- Pipers Brook
- Coordinates: 41°05′04″S 147°10′56″E﻿ / ﻿41.0845°S 147.1822°E
- Population: 93 (2016 census)
- Postcode(s): 7254
- Location: 33 km (21 mi) E of George Town
- LGA(s): Launceston, Dorset, George Town
- Region: Launceston, North-east
- State electorate(s): Bass
- Federal division(s): Bass
Localities around Pipers Brook:
| Weymouth | Bellingham | Bridport |
| Pipers River, Retreat | Pipers Brook | Golconda |
| Retreat | Lebrina | Golconda |

= Pipers Brook, Tasmania =

Pipers Brook is a rural locality in the local government areas of Launceston, Dorset and George Town in the Launceston and North-east regions of Tasmania.
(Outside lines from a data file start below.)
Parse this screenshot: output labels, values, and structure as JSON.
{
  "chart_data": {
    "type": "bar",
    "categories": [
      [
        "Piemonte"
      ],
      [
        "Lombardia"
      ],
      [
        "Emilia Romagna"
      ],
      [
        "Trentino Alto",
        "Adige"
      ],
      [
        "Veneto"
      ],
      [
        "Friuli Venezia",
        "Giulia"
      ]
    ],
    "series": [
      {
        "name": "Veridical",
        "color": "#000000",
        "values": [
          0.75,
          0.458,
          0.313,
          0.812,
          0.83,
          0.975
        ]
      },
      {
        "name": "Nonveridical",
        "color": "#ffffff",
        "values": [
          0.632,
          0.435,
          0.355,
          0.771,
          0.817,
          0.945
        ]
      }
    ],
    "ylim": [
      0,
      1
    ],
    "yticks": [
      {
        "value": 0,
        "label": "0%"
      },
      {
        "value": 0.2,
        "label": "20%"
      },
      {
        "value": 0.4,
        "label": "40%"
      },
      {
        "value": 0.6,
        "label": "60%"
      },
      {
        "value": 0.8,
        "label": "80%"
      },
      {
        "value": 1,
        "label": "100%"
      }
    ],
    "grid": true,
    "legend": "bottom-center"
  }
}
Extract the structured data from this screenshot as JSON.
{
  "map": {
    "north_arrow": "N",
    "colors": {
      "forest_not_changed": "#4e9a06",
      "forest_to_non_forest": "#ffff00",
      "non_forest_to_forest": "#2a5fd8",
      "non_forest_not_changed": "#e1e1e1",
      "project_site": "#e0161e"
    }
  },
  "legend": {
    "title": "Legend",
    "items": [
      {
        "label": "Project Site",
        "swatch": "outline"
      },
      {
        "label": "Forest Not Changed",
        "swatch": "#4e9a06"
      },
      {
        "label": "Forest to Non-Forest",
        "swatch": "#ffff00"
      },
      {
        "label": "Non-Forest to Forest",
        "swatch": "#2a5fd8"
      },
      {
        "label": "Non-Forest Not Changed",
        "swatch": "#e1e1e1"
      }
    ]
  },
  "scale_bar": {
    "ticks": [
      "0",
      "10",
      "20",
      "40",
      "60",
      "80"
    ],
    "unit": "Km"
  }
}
It is located about 33 km east of the town of George Town. The 2016 census determined a population of 93 for the state suburb of Pipers Brook.

==History==
The locality was named for Ensign Hugh Piper, a member of William Paterson's expedition to the Tamar in 1804. It was gazetted as a locality in 1961.

==Geography==
Pipers River forms the north-western boundary. Pipers Brook (the watercourse) flows through from south to north and then forms a section of the northern boundary.

==Road infrastructure==
Route B82 (Bridport Road) passes through from west to east. The C818 route (Pipers Brook Road) starts at an intersection with B82 in the centre and runs south through the locality and village before exiting. The C852 route (Bellingham Road) starts at an intersection with B82 in the centre and exits to the north.